I am using cusp::bicgstab to solve a linear system Ax=b, in which A is a 3D Poisson on MxNxP mesh, x is unknowns, and b is the RHS. I have a K40m Tesla which has 12GB memory.

I tested with M=2000, N=2000, P=20 (80 millions unknowns), variable type is double; so the total memory used (for A, x, b, and others) is approximately 5.5GB. The code works fine.

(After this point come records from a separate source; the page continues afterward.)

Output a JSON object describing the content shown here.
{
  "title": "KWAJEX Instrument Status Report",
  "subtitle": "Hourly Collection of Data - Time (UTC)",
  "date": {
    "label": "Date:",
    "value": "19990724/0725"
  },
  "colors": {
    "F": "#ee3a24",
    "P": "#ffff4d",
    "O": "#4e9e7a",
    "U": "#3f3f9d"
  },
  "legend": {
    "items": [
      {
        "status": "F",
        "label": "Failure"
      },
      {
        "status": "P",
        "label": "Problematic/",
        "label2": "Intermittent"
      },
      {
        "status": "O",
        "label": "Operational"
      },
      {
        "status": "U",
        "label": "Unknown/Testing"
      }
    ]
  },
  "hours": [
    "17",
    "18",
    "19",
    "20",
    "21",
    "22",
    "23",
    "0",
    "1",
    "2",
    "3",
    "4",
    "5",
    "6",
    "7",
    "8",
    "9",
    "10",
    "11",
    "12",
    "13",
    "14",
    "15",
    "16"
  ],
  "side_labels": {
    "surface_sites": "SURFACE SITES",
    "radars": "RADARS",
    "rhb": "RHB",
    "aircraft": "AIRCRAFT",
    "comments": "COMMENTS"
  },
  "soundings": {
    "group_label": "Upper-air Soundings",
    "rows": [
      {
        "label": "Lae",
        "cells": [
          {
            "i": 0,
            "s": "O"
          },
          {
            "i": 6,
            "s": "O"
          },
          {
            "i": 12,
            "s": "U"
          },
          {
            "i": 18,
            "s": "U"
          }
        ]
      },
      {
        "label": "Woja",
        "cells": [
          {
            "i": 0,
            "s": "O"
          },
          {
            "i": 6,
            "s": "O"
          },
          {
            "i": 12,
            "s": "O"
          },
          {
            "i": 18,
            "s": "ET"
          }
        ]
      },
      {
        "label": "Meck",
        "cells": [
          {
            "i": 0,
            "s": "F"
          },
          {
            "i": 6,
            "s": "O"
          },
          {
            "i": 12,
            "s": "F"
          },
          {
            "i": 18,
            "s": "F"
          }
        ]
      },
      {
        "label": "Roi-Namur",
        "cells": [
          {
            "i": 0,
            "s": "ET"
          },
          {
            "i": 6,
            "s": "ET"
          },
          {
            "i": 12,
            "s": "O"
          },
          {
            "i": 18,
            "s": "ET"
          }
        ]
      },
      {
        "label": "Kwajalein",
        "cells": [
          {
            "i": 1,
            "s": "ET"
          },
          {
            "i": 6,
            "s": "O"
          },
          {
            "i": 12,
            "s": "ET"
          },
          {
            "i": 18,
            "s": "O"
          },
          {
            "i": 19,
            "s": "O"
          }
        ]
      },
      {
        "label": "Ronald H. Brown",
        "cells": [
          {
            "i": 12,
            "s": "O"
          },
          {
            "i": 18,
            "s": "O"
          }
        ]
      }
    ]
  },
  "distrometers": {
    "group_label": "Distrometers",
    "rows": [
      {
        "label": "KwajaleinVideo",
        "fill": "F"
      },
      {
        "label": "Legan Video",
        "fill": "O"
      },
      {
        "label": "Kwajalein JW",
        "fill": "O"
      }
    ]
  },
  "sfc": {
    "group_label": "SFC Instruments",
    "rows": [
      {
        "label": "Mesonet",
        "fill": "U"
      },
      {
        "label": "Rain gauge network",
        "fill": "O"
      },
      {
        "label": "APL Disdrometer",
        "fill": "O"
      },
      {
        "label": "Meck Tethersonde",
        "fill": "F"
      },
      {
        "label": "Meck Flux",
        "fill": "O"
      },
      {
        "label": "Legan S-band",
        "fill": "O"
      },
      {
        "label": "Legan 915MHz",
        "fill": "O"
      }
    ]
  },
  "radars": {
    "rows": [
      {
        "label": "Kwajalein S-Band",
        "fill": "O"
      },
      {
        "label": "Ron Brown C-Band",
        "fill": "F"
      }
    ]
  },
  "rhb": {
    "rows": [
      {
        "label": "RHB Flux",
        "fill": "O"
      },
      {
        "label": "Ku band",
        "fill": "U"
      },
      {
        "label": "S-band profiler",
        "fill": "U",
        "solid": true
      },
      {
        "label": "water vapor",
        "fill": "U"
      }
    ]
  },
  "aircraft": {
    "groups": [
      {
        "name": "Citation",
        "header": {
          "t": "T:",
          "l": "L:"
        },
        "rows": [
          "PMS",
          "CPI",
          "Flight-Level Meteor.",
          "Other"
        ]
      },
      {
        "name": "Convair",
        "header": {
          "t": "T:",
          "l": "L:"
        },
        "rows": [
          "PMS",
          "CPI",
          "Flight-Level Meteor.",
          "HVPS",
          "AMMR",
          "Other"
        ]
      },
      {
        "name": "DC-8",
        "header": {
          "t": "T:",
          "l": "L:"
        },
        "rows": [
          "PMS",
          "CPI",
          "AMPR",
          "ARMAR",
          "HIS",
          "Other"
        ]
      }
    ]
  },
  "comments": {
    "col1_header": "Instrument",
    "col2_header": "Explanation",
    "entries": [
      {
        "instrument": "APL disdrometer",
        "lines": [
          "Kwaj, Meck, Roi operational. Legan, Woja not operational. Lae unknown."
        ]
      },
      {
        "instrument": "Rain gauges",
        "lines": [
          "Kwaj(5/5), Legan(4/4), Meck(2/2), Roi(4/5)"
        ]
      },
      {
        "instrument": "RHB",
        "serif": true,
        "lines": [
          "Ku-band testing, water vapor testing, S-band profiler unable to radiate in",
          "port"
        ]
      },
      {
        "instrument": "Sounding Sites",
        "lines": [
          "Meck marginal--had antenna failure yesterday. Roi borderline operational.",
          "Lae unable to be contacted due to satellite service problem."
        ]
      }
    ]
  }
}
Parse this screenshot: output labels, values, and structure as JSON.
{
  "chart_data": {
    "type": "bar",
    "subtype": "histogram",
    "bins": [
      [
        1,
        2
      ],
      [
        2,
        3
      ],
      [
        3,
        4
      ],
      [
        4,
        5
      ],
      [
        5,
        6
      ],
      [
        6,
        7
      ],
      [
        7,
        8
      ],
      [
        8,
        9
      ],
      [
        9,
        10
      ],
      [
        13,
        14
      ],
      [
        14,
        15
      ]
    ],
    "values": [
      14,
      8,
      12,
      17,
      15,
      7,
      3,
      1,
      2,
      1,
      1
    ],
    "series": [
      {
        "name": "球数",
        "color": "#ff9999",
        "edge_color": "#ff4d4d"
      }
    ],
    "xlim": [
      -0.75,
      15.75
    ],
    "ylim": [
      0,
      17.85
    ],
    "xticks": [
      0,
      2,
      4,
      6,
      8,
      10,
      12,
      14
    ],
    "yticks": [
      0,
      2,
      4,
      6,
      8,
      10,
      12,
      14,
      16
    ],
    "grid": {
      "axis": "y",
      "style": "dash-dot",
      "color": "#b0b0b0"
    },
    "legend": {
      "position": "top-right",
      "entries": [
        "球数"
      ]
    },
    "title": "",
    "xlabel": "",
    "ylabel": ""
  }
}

Then I increased the value of M or N to 2500 (memory used is still far less than 12GB), the program encountered the following error:

terminate called after throwing an instance of 'thrust::system::detail::bad_alloc'

what(): std::bad_alloc: out of memory
Aborted (core dumped)

I see that the error is "out of device memory". Therefore, I am wondering about the memory management in cusp library. Does it use about the same memory space for extra variables (as used for A,x,b) during the iterations to solve the system?

Below is my code:

#include <iostream>
#include <cuda.h>
#include <cuda_runtime_api.h>

#include <cusp/monitor.h>
#include <cusp/krylov/bicgstab.h>
#include <cusp/gallery/poisson.h>
#include <cusp/print.h>

// where to perform the computation
typedef cusp::device_memory MemorySpace;

// which floating point type to use
typedef double ValueType;

int main(int argc, char **argv)
{
    size_t avail, total;                // Available and Total memory count
    int N = 2500, M = 2000, P = 20;     // Dimension
    
    // create a matrix for a 3D Poisson problem on a MxNxP grid
    cusp::dia_matrix<int, ValueType, MemorySpace> A;
    cusp::gallery::poisson7pt(A, N, M, P);

    // allocate storage for solution (x) and right hand side (b)
    cusp::array1d<ValueType, MemorySpace> x(N*M*P, 0.0);
    cusp::array1d<ValueType, MemorySpace> b(N*M*P, 1.0);
    
    // set preconditioner (identity)
    cusp::identity_operator<ValueType, MemorySpace> ID(A.num_rows, A.num_rows);
    
    // Set stopping criteria:
    // ... iteration_limit    = 100
    // ... relative_tolerance = 1e-9
    // ... absolute_tolerance = 0
    cusp::default_monitor <ValueType> monitor(b, 100, 1e-9);

    // solve the linear system A x = b
    cusp::krylov::bicgstab(A, x, b, monitor, ID);

    // Get device memory usage
    cudaMemGetInfo( &avail, &total );
    size_t used = total - avail;
    std::cout << "Device memory used: " << used/(1024.*1024.*1024.) << " Gb " << std::endl;
    
    return 0;
}

Solution

  • You can read the source for the bicgstab solver yourself, but it looks like there are eight temporary arrays, each with the same number of entries as rows in your matrix. If I have read your code correctly, that means that you would need to have at least 8 * N * M * P * sizeof(double) bytes of free GPU memory on entry to the bicgstab call for the solver to run.